When the Giants invested their 15th overall pick in last year's draft on Pierre-Paul, they figured it would take some time for him to develop.
The Giants knew the incredibly raw 6-foot-5 defensive end with the wing span of a construction crane needed schooling after playing just one season of major college football at South Florida.
But they drooled over Pierre-Paul's future after watching him become a force on special teams while registering 4.5 sacks as a rookie largely due to his physical talents.
This year, even without an offseason of training with the coaching staff due to the lockout, Pierre-Paul said he'd play even faster because he felt more comfortable with Fewell's defense.
JPP certainly did not disappoint in the first game of the preseason.
"I feel more comfortable because I know the calls," he said. "I'm not thinking about nothing before the call. I'm not really thinking a lot. I'm going straight to the ball."

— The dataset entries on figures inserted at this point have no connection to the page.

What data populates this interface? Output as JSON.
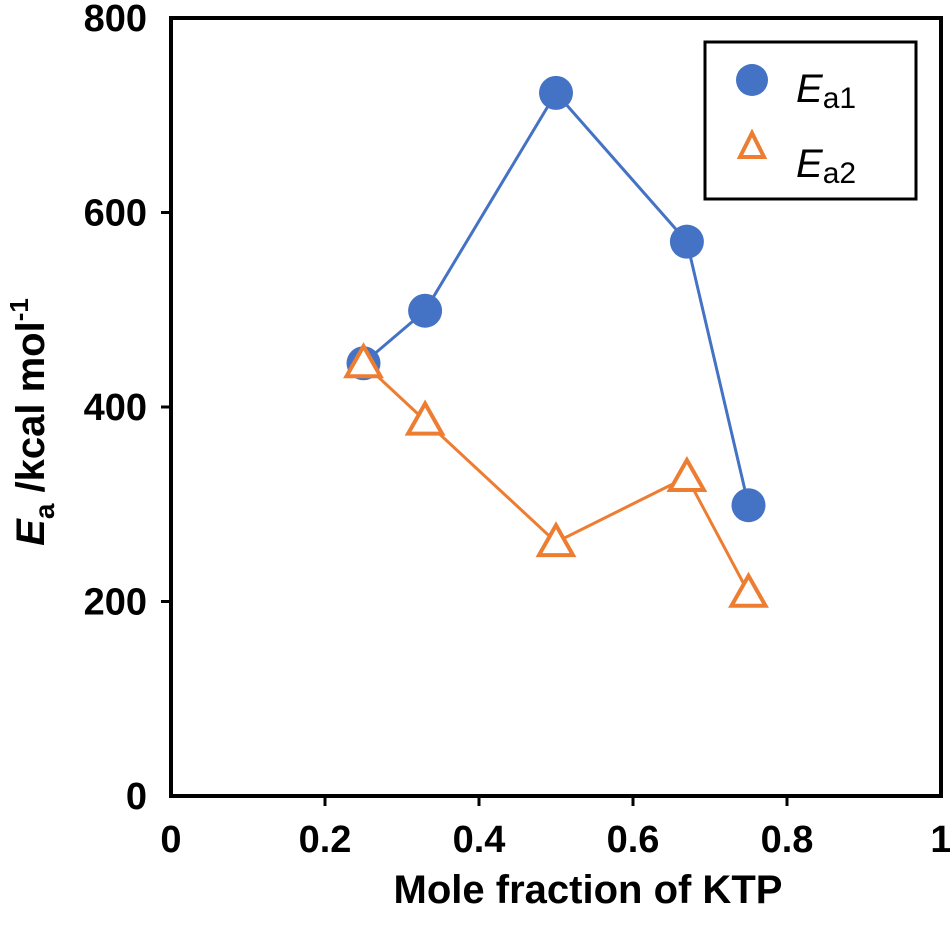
{
  "chart_data": {
    "type": "line",
    "xlabel": "Mole fraction of KTP",
    "ylabel": {
      "main": "E",
      "sub": "a",
      "rest": " /kcal mol",
      "sup": "-1"
    },
    "xlim": [
      0,
      1
    ],
    "ylim": [
      0,
      800
    ],
    "x_ticks": [
      0,
      0.2,
      0.4,
      0.6,
      0.8,
      1
    ],
    "x_tick_labels": [
      "0",
      "0.2",
      "0.4",
      "0.6",
      "0.8",
      "1"
    ],
    "y_ticks": [
      0,
      200,
      400,
      600,
      800
    ],
    "y_tick_labels": [
      "0",
      "200",
      "400",
      "600",
      "800"
    ],
    "grid": false,
    "legend_position": "top-right",
    "series": [
      {
        "name": "Ea1",
        "legend_main": "E",
        "legend_sub": "a1",
        "marker": "circle-filled",
        "color": "#4472C4",
        "x": [
          0.25,
          0.33,
          0.5,
          0.67,
          0.75
        ],
        "y": [
          445,
          499,
          723,
          570,
          299
        ]
      },
      {
        "name": "Ea2",
        "legend_main": "E",
        "legend_sub": "a2",
        "marker": "triangle-open",
        "color": "#ED7D31",
        "x": [
          0.25,
          0.33,
          0.5,
          0.67,
          0.75
        ],
        "y": [
          445,
          386,
          261,
          328,
          209
        ]
      }
    ]
  }
}
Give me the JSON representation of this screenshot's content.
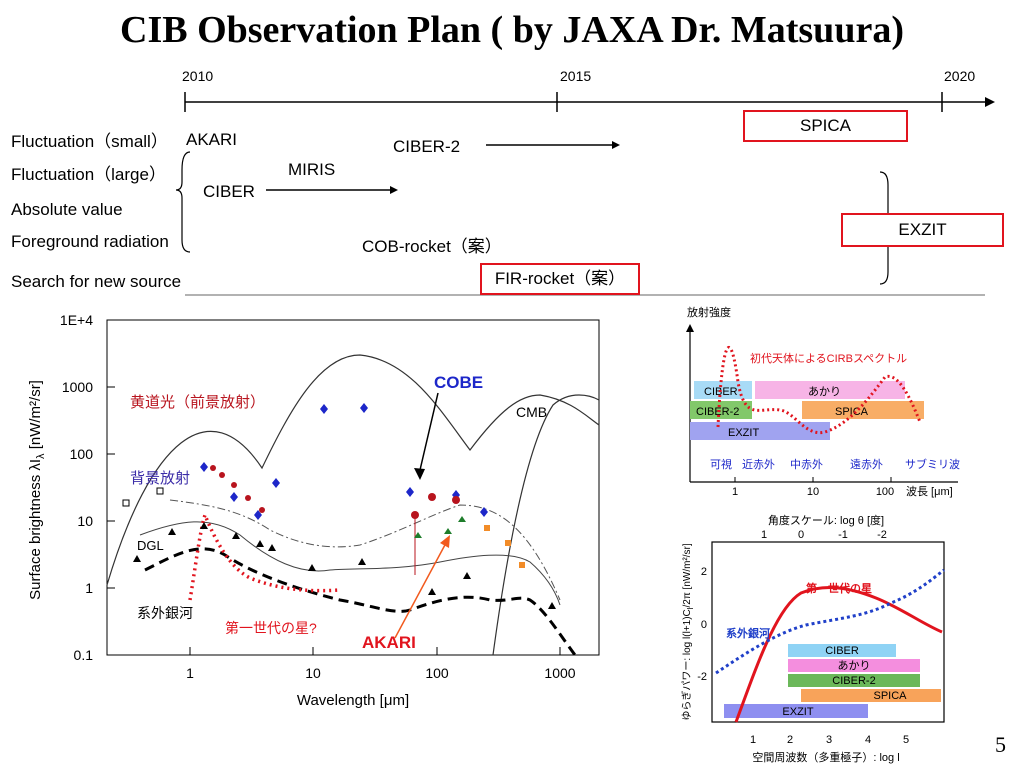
{
  "slide": {
    "title": "CIB Observation Plan ( by JAXA Dr. Matsuura)",
    "page_number": "5"
  },
  "timeline": {
    "years": [
      "2010",
      "2015",
      "2020"
    ],
    "rows": [
      "Fluctuation（small）",
      "Fluctuation（large）",
      "Absolute value",
      "Foreground radiation",
      "Search for new source"
    ],
    "missions": {
      "akari": "AKARI",
      "ciber": "CIBER",
      "miris": "MIRIS",
      "ciber2": "CIBER-2",
      "cob_rocket": "COB-rocket（案）",
      "spica": "SPICA",
      "exzit": "EXZIT",
      "fir_rocket": "FIR-rocket（案）"
    },
    "accent_color": "#e1141e"
  },
  "sed_plot": {
    "y_ticks": [
      "1E+4",
      "1000",
      "100",
      "10",
      "1",
      "0.1"
    ],
    "x_ticks": [
      "1",
      "10",
      "100",
      "1000"
    ],
    "xlabel": "Wavelength [μm]",
    "ylabel": "Surface brightness λI",
    "ylabel_sub": "λ",
    "ylabel_unit": " [nW/m²/sr]",
    "labels": {
      "zodiacal": "黄道光（前景放射）",
      "background": "背景放射",
      "dgl": "DGL",
      "galaxy": "系外銀河",
      "first_stars": "第一世代の星?",
      "cobe": "COBE",
      "cmb": "CMB",
      "akari": "AKARI"
    }
  },
  "spectrum_plot": {
    "ylabel": "放射強度",
    "curve_label": "初代天体によるCIRBスペクトル",
    "bars": [
      "CIBER",
      "あかり",
      "CIBER-2",
      "SPICA",
      "EXZIT"
    ],
    "bands": [
      "可視",
      "近赤外",
      "中赤外",
      "遠赤外",
      "サブミリ波"
    ],
    "x_ticks": [
      "1",
      "10",
      "100"
    ],
    "xlabel": "波長 [μm]"
  },
  "power_plot": {
    "top_label": "角度スケール: log θ [度]",
    "top_ticks": [
      "1",
      "0",
      "-1",
      "-2"
    ],
    "y_ticks": [
      "2",
      "0",
      "-2"
    ],
    "x_ticks": [
      "1",
      "2",
      "3",
      "4",
      "5"
    ],
    "ylabel": "ゆらぎパワー: log l(l+1)C",
    "ylabel_end": "/2π [nW/m²/sr]",
    "xlabel": "空間周波数（多重極子）: log l",
    "labels": {
      "first_stars": "第一世代の星",
      "galaxy": "系外銀河"
    },
    "bars": [
      "CIBER",
      "あかり",
      "CIBER-2",
      "SPICA",
      "EXZIT"
    ]
  }
}
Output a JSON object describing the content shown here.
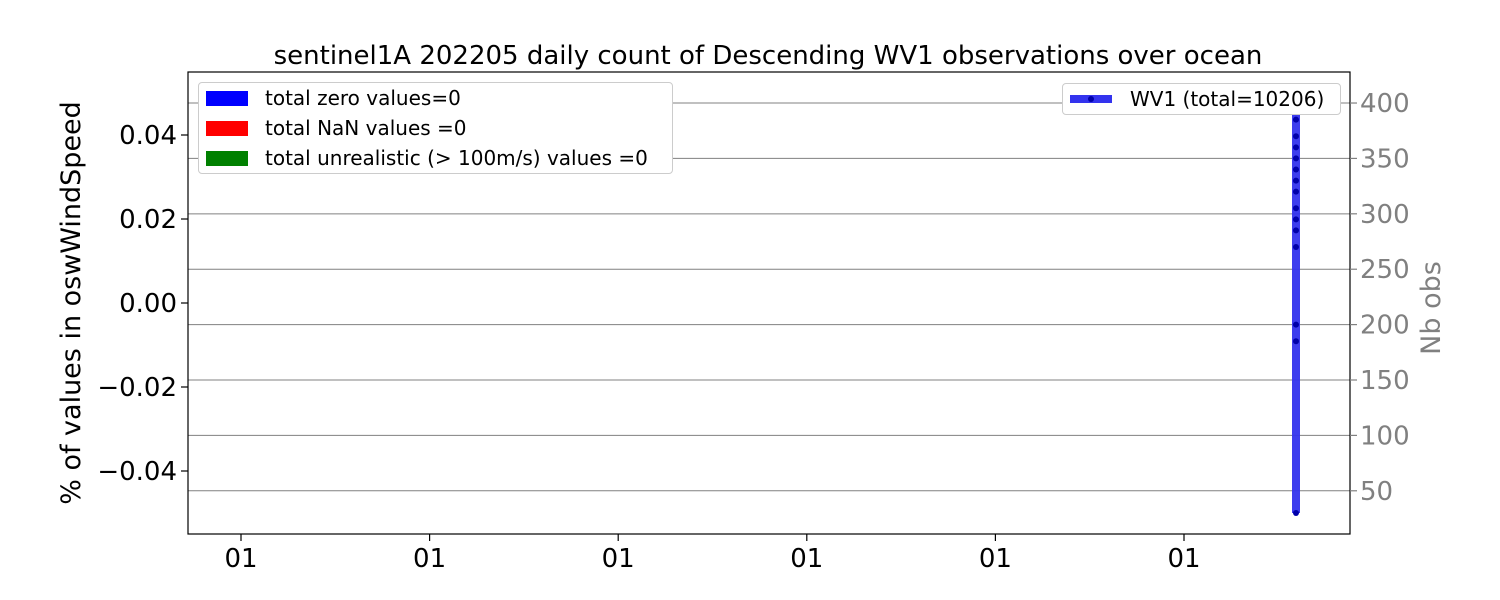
{
  "chart_data": {
    "type": "line",
    "title": "sentinel1A 202205 daily count of Descending WV1 observations over ocean",
    "ylabel_left": "% of values in oswWindSpeed",
    "ylabel_right": "Nb obs",
    "x_tick_labels": [
      "01",
      "01",
      "01",
      "01",
      "01",
      "01"
    ],
    "ylim_left": [
      -0.055,
      0.055
    ],
    "yticks_left": [
      0.04,
      0.02,
      0.0,
      -0.02,
      -0.04
    ],
    "ytick_labels_left": [
      "0.04",
      "0.02",
      "0.00",
      "−0.02",
      "−0.04"
    ],
    "ylim_right": [
      11,
      428
    ],
    "yticks_right": [
      50,
      100,
      150,
      200,
      250,
      300,
      350,
      400
    ],
    "ytick_labels_right": [
      "50",
      "100",
      "150",
      "200",
      "250",
      "300",
      "350",
      "400"
    ],
    "grid": "horizontal, right axis",
    "bar_legend": {
      "placement": "upper-left",
      "entries": [
        {
          "label": "total zero values=0",
          "color": "#0000ff"
        },
        {
          "label": "total NaN values =0",
          "color": "#ff0000"
        },
        {
          "label": "total unrealistic (> 100m/s) values =0",
          "color": "#008000"
        }
      ]
    },
    "line_legend": {
      "placement": "upper-right",
      "label": "WV1 (total=10206)",
      "color": "#0000ff"
    },
    "series": [
      {
        "name": "WV1 (total=10206)",
        "color": "#0000ff",
        "axis": "right",
        "y": [
          30,
          185,
          200,
          270,
          285,
          295,
          305,
          320,
          330,
          340,
          350,
          360,
          370,
          385,
          395,
          405,
          410
        ]
      }
    ],
    "right_axis_color": "#808080"
  }
}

The Giants jumped out to an early lead after Michael Boley picked off Jimmy Clausen and went 56 yards for a touchdown. On the next Panthers drive, Gross got away with a hold on Pierre-Paul on a second-down play. But on the next play, a third-and-5 on the Carolina 34, Pierre-Paul blew by Gross and put Clausen to the turf for a 9-yard loss. His second sack came on a second-and-6 at the Giants' 46, when he dropped Clausen for another 9-yard loss.
"The second one, he tried to cut me and I pumped-faked inside and went outside and made the sack," Pierre-Paul said.
Umenyiora is expected to return to practice perhaps as soon as Monday, after seeing a specialist about his knee, which has kept him out of practices since camp started.
Umenyiora still wants a raise on his contract, which has two years and just under $8 million total remaining. He very likely will return to the practice field with incentives added to his contract.
At that point, Pierre-Paul will likely move to the second team but still likely will be used in passing situations on the first team.
"I don't know really," Pierre-Paul said of what will happen once Umenyiora is back. "It is all up to the coaches. I am just going out there and whatever the coaches want, they want me to be on the second team or whatever, I got to do whatever for the team. I'd love for Osi to come back. That is more for the defensive line and the pressure."
The incentives that could be added to Umenyiora's contract likely will not be enough to keep the defensive end happy. Umenyiora wants to be paid like a top pass-rusher and his contract will become an issue again as the Giants could go through this all over again next offseason.
In the only glimpse that the public has gotten of Umenyiora in action during this camp, the pass-rusher looked fast and explosive during individual drills last week. So the idea of Umenyiora, Justin Tuck, Pierre-Paul and Mathias Kiwanuka all on the field at once should be terrifying for opposing teams.
But if something goes south with the Umenyiora situation, the Giants know they have a stud pass-rusher waiting in the wings and one who appears to be well ahead of schedule.
"It is very encouraging," Pierre-Paul said of his play against Gross. "But I still got more to learn on the defense. [Practicing with the first-team] was kind of efficient because it made me see where I was at. At the same time, it lets me know what I am doing and I learn from there."